Missouri schools will be encouraged to teach first-graders a gun safety course sponsored by the National Rifle Association as a result of legislation signed Friday by Gov. Jay Nixon.
The new law stops short of requiring schools to teach the Eddie Eagle Gunsafe Program. But by putting it in state law, Missouri is providing one of the stronger state-sanctioned endorsements of the NRA-sponsored firearms safety course, which the group says is taught to about 1 million children annually. The legislation also requires school personnel to participate in an “active shooter and intruder” drill led by law enforcement officers.
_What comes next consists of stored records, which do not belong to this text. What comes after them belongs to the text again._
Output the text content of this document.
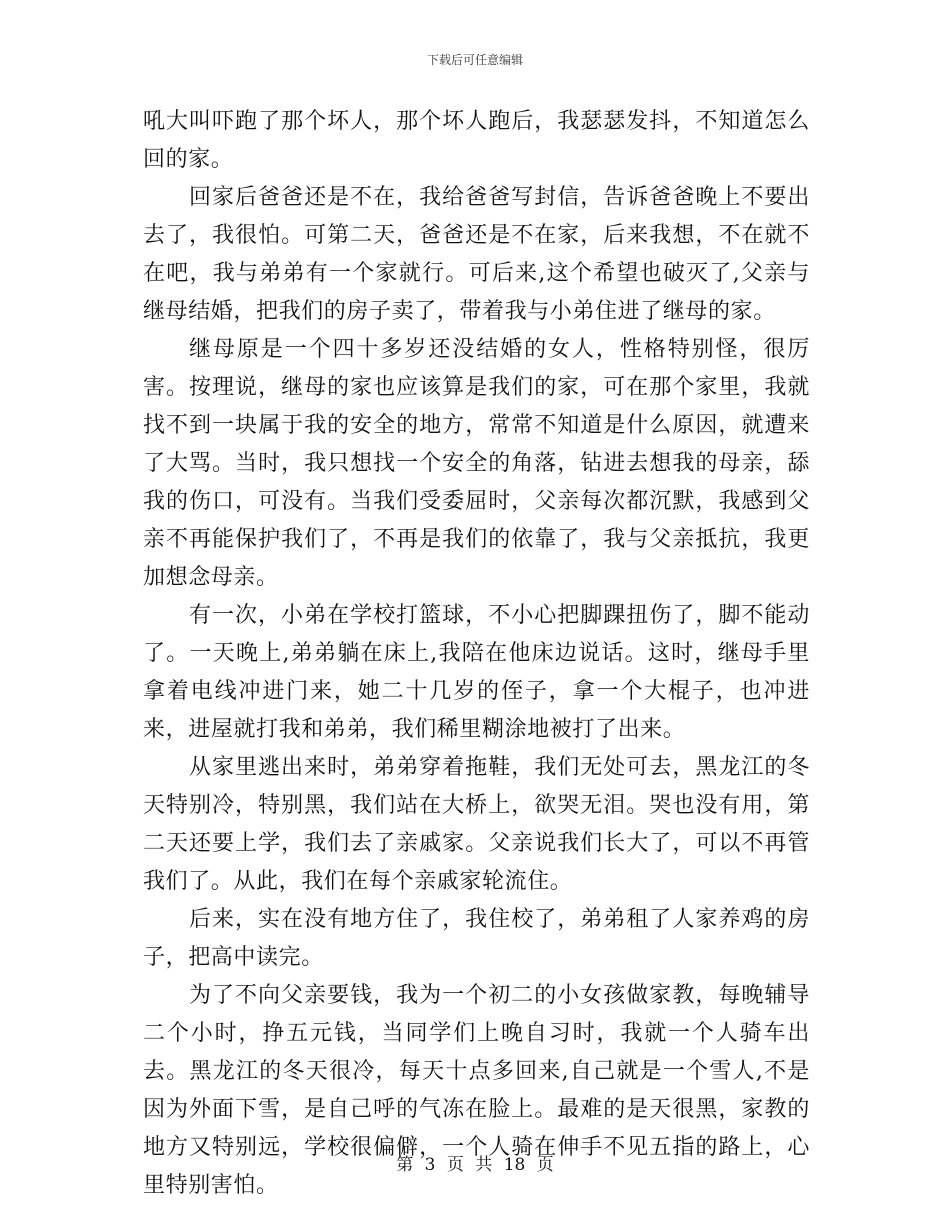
下载后可任意编辑

吼大叫吓跑了那个坏人，那个坏人跑后，我瑟瑟发抖，不知道怎么回的家。

回家后爸爸还是不在，我给爸爸写封信，告诉爸爸晚上不要出去了，我很怕。可第二天，爸爸还是不在家，后来我想，不在就不在吧，我与弟弟有一个家就行。可后来,这个希望也破灭了,父亲与继母结婚，把我们的房子卖了，带着我与小弟住进了继母的家。

继母原是一个四十多岁还没结婚的女人，性格特别怪，很厉害。按理说，继母的家也应该算是我们的家，可在那个家里，我就找不到一块属于我的安全的地方，常常不知道是什么原因，就遭来了大骂。当时，我只想找一个安全的角落，钻进去想我的母亲，舔我的伤口，可没有。当我们受委屈时，父亲每次都沉默，我感到父亲不再能保护我们了，不再是我们的依靠了，我与父亲抵抗，我更加想念母亲。

有一次，小弟在学校打篮球，不小心把脚踝扭伤了，脚不能动了。一天晚上,弟弟躺在床上,我陪在他床边说话。这时，继母手里拿着电线冲进门来，她二十几岁的侄子，拿一个大棍子，也冲进来，进屋就打我和弟弟，我们稀里糊涂地被打了出来。

从家里逃出来时，弟弟穿着拖鞋，我们无处可去，黑龙江的冬天特别冷，特别黑，我们站在大桥上，欲哭无泪。哭也没有用，第二天还要上学，我们去了亲戚家。父亲说我们长大了，可以不再管我们了。从此，我们在每个亲戚家轮流住。

后来，实在没有地方住了，我住校了，弟弟租了人家养鸡的房子，把高中读完。

为了不向父亲要钱，我为一个初二的小女孩做家教，每晚辅导二个小时，挣五元钱，当同学们上晚自习时，我就一个人骑车出去。黑龙江的冬天很冷，每天十点多回来,自己就是一个雪人,不是因为外面下雪，是自己呼的气冻在脸上。最难的是天很黑，家教的地方又特别远，学校很偏僻，一个人骑在伸手不见五指的路上，心里特别害怕。

第 3 页 共 18 页
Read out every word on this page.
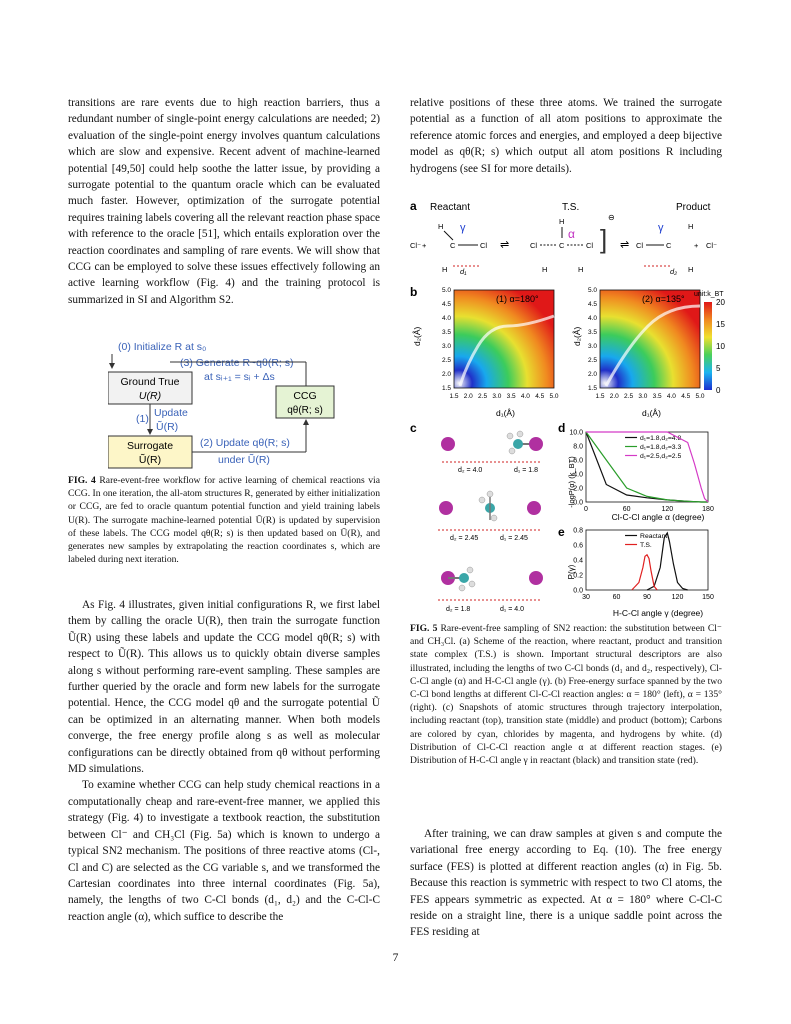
transitions are rare events due to high reaction barriers, thus a redundant number of single-point energy calculations are needed; 2) evaluation of the single-point energy involves quantum calculations which are slow and expensive. Recent advent of machine-learned potential [49,50] could help soothe the latter issue, by providing a surrogate potential to the quantum oracle which can be evaluated much faster. However, optimization of the surrogate potential requires training labels covering all the relevant reaction phase space with reference to the oracle [51], which entails exploration over the reaction coordinates and sampling of rare events. We will show that CCG can be employed to solve these issues effectively following an active learning workflow (Fig. 4) and the training protocol is summarized in SI and Algorithm S2.

(0) Initialize R at s₀
(3) Generate R~qθ(R; s)
at sᵢ₊₁ = sᵢ + Δs
Ground True
U(R)	CCG
qθ(R; s)
(1) Update
Ũ(R)
Surrogate
Ũ(R)
(2) Update qθ(R; s)
under Ũ(R)

FIG. 4 Rare-event-free workflow for active learning of chemical reactions via CCG. In one iteration, the all-atom structures R, generated by either initialization or CCG, are fed to oracle quantum potential function and yield training labels U(R). The surrogate machine-learned potential Ũ(R) is updated by supervision of these labels. The CCG model qθ(R; s) is then updated based on Ũ(R), and generates new samples by extrapolating the reaction coordinates s, which are labeled during next iteration.

As Fig. 4 illustrates, given initial configurations R, we first label them by calling the oracle U(R), then train the surrogate function Ũ(R) using these labels and update the CCG model qθ(R; s) with respect to Ũ(R). This allows us to quickly obtain diverse samples along s without performing rare-event sampling. These samples are further queried by the oracle and form new labels for the surrogate potential. Hence, the CCG model qθ and the surrogate potential Ũ can be optimized in an alternating manner. When both models converge, the free energy profile along s as well as molecular configurations can be directly obtained from qθ without performing MD simulations.

To examine whether CCG can help study chemical reactions in a computationally cheap and rare-event-free manner, we applied this strategy (Fig. 4) to investigate a textbook reaction, the substitution between Cl⁻ and CH₃Cl (Fig. 5a) which is known to undergo a typical SN2 mechanism. The positions of three reactive atoms (Cl-, Cl and C) are selected as the CG variable s, and we transformed the Cartesian coordinates into three internal coordinates (Fig. 5a), namely, the lengths of two C-Cl bonds (d₁, d₂) and the C-Cl-C reaction angle (α), which suffice to describe the

relative positions of these three atoms. We trained the surrogate potential as a function of all atom positions to approximate the reference atomic forces and energies, and employed a deep bijective model as qθ(R; s) which output all atom positions R including hydrogens (see SI for more details).

a Reactant	T.S.	Product
Cl⁻ +
H
C	Cl
γ
H d₁
⇌	Cl	C	Cl
H
α
H	H
]
⊖
⇌ Cl	C
γ	H
+ Cl⁻
H
d₂
b	(1) α=180°	(2) α=135°
1.5
1.5
2.0
2.0
2.5
2.5
3.0
3.0
3.5
3.5
4.0
4.0
4.5
4.5
5.0
5.0
1.5
1.5
2.0
2.0
2.5
2.5
3.0
3.0
3.5
3.5
4.0
4.0
4.5
4.5
5.0
5.0
d₂(Å)	d₂(Å)
d₁(Å)	d₁(Å)
unit:k_BT
20
15
10
5
0
c
d₂ = 4.0	d₁ = 1.8
d₂ = 2.45	d₁ = 2.45
d₂ = 1.8	d₁ = 4.0
d 10.0
8.0
6.0
4.0
2.0
0.0
0	60	120	180
d₁=1.8,d₂=4.8
d₁=1.8,d₂=3.3
d₁=2.5,d₂=2.5
-logP(α) (k_BT)
Cl-C-Cl angle α (degree)
e 0.8
0.6
0.4
0.2
0.0
30	60	90	120	150
Reactant
T.S.
P(γ)
H-C-Cl angle γ (degree)

FIG. 5 Rare-event-free sampling of SN2 reaction: the substitution between Cl⁻ and CH₃Cl. (a) Scheme of the reaction, where reactant, product and transition state complex (T.S.) is shown. Important structural descriptors are also illustrated, including the lengths of two C-Cl bonds (d₁ and d₂, respectively), Cl-C-Cl angle (α) and H-C-Cl angle (γ). (b) Free-energy surface spanned by the two C-Cl bond lengths at different Cl-C-Cl reaction angles: α = 180° (left), α = 135° (right). (c) Snapshots of atomic structures through trajectory interpolation, including reactant (top), transition state (middle) and product (bottom); Carbons are colored by cyan, chlorides by magenta, and hydrogens by white. (d) Distribution of Cl-C-Cl reaction angle α at different reaction stages. (e) Distribution of H-C-Cl angle γ in reactant (black) and transition state (red).

After training, we can draw samples at given s and compute the variational free energy according to Eq. (10). The free energy surface (FES) is plotted at different reaction angles (α) in Fig. 5b. Because this reaction is symmetric with respect to two Cl atoms, the FES appears symmetric as expected. At α = 180° where C-Cl-C reside on a straight line, there is a unique saddle point across the FES residing at

7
Both the staff and student training initially were proposed as mandates when the legislation was filed on Dec. 13, which was the day before a gunman massacred 26 people in a Connecticut elementary school, including 20 first-graders. The provision about the first-grade gun-safety course was amended to make it optional during Senate debate.
The legislation also transfers the responsibility for issuing identification cards for concealed gun permits from driver’s license clerks to local sheriffs. That change was prompted by concerns that the state licensing agency’s procedures had infringed on people’s privacy rights. Nixon noted the change in concealed carry permits — not the school gun-safety programs — while announcing he was signing the legislation. Asked if he supported the NRA’s gun safety course for first-graders, Nixon merely noted that it was optional.
“Allowing the local school districts to make those choices is appropriate,” he said. The legislation was one of several pro-gun measures passed this year by Missouri’s Republican-led Legislature.